I'm working with some JSON data in Snowflake, structured so:
[
{
"key": "foo",
"value": {
"previous_value": "old_val_f",
"current_value": "new_val_f"
}
},
{
"key": "bar",
"value": {
"previous_value": "old_val_b",
"current_value": "new_val_b"
}
},
{
"key": "qux",
"value": {
"previous_value": "old_val_q",
"current_value": "new_val_q"
}
}
]
My goal is to extract specific key-value pairs to a table, with the desired keys as column names:
foo | qux |
---|---|
new_val_f | new_val_q |
I don't have a great deal of experience with JSON traversal, so have muddled my way as best I can. My current solution looks like this:
SELECT
b.value:value:current_value::STRING AS foo,
c.value:value:current_value::STRING AS qux
FROM (
SELECT
PARSE_JSON(json_field) parsed
FROM source_table
)
,lateral flatten(input => parsed, outer => true) b
,lateral flatten(input => parsed, outer => true) c
WHERE b.value:key = 'foo'
AND c.value:key = 'qux'
Given the many many keys within my data, this approach strikes me as pretty clunky and I worry it won't scale well. Is there a more efficient approach I could use instead? Or is the best approach really a separate lateral flatten
for every individual key?
I'm not sure if you'd consider this easier or not, but you could just flatten once, and then filter and pivot. Adding attributes would only be needed to be added to the pivot output in this case.

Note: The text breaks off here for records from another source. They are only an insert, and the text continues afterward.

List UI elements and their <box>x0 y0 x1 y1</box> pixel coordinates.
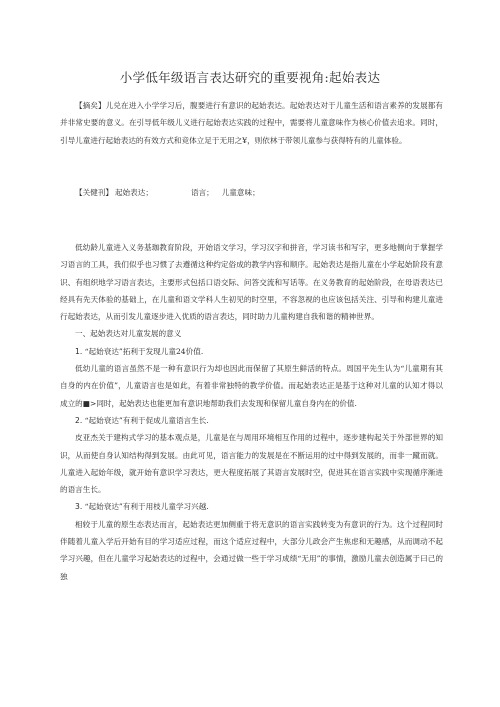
abstract-label: 【摘矣】 <box>75 101 106 110</box>
abstract-paragraph <box>60 97 443 149</box>
subsection-number: 1. <box>75 346 83 356</box>
subsection-number: 3. <box>75 502 83 512</box>
body-paragraph: 低幼龄儿童进入义务基珈教育阶段，开始语文学习，学习汉字和拼音，学习读书和写字，更多地侧向于掌握学习语言的工具，我们似乎也习惯了去遵循这种约定俗成的教学内容和顺序。起始表达是指儿童在小学起始阶段有意识、有组织地学习语言表达，主要形式包括口语交际、问答交流和写话等。在义务教育的起始阶段，在母语表达已经具有先天体验的基础上，在儿童和语文学科人生初见的时空里，不容忽视的也应该包括关注、引导和构建儿童进行起始表达，从而引发儿童逐步进入优质的语言表达，同时助力儿童构建自我和谐的精神世界。 <box>60 243 443 322</box>
keywords-section <box>60 184 443 201</box>
keyword-item: 语言； <box>190 188 214 197</box>
subsection-title: “起始衰达”拓利于发现儿童24价值. <box>84 346 204 356</box>
paper-title: 小学低年级语言表达研究的重要视角:起始表达 <box>119 70 381 85</box>
body-paragraph: 皮亚杰关于建构式学习的基本观点是，儿童是在与周用环境相互作用的过程中，逐步建构起关于外部世界的知识，从而使自身认知结构得到发展。由此可见，语言能力的发展是在不断运用的过中得到发展的，而非一蹴而就。儿童进入起始年级，就开始有意识学习表达，更大程度拓展了其语言发展时空，促进其在语言实践中实现循序渐进的语言生长。 <box>60 433 443 495</box>
keyword-item: 起始表达； <box>114 188 153 197</box>
keywords-line <box>60 184 443 201</box>
body-paragraph: 低幼儿童的语言虽然不是一种有意识行为却也因此而保留了其原生鲜活的特点。周国平先生认为“儿童期有其自身的内在价值”，儿童语言也是如此，有着非常独特的教学价值。而起始表达正是基于这种对儿童的认知才得以成立的■>同时，起始表达也能更加有意识地帮助我们去发现和保留儿童自身内在的价值. <box>60 364 443 408</box>
body-section <box>60 239 443 585</box>
abstract-text: 儿兑在进入小学学习后，腹要进行有意识的起始表达。起始表达对于儿童生活和语言素养的发展都有并非常史要的意义。在引导低年级儿义进行起始表达实践的过程中，需要将儿童意味作为核心价值去追求。同时，引导儿童进行起始表达的有效方式和竞体立足于无用之¥，则依林于带领儿童参与获得特有的儿童体验。 <box>60 101 444 145</box>
subsection-heading <box>60 412 443 429</box>
keyword-item: 儿童意味； <box>221 188 260 197</box>
abstract-section <box>60 97 443 149</box>
body-paragraph: 相较于儿童的原生态表达而言，起始表达更加侧重于将无意识的语言实践转变为有意识的行为。这个过程同时伴随着儿童入学后开始有目的学习适应过程，而这个适应过程中，大部分儿政会产生焦虑和无趣感，从而调动不起学习兴趣，但在儿童学习起始表达的过程中，会通过做一些于学习成绩“无用”的事情，激励儿童去创造属于曰己的独 <box>60 519 443 581</box>
subsection-title: “起始衰达”有利于用枝儿童学习兴越. <box>84 502 209 512</box>
subsection-title: “起始衰达”有利于促成儿童语言生长. <box>84 415 209 425</box>
subsection-heading <box>60 343 443 360</box>
keywords-label: 【关健刊】 <box>75 188 113 197</box>
section-heading: 一、起始表达对儿童发展的意义 <box>75 329 182 339</box>
subsection-heading <box>60 498 443 515</box>
subsection-number: 2. <box>75 415 83 425</box>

Breaking up the code...first section just gives me the same dataset that you have:
with x as (
select parse_json('
[
{
"key": "foo",
"value": {
"previous_value": "old_val_f",
"current_value": "new_val_f"
}
},
{
"key": "bar",
"value": {
"previous_value": "old_val_b",
"current_value": "new_val_b"
}
},
{
"key": "qux",
"value": {
"previous_value": "old_val_q",
"current_value": "new_val_q"
}
}
]'::variant) as var
)
Next section does your flatten and filter. This section wouldn't need to change for attribute addition or removal:
, y as (
select y.seq,
y.this:key::string as key,
y.value:current_value::string as new_value
from x,
lateral flatten(input=>var,recursive => True) y
where key = 'value'
)
Then, you run the select against y
with a pivot that specifies the key-value pairs that you care about:
select *
from y
PIVOT(max(new_value) for key IN ('foo', 'qux'))
AS p (seq, foo, qux);
And just to throw this out there as an opinion...your data source is not a great use of JSON structure! Had the author of that JSON string simply used the key's value as the name of the attribute and then nested the previous_value
and current_value
not only would it had been super easy to parse (no array needed means no flatten needed), but also would've been a smaller file to deal with.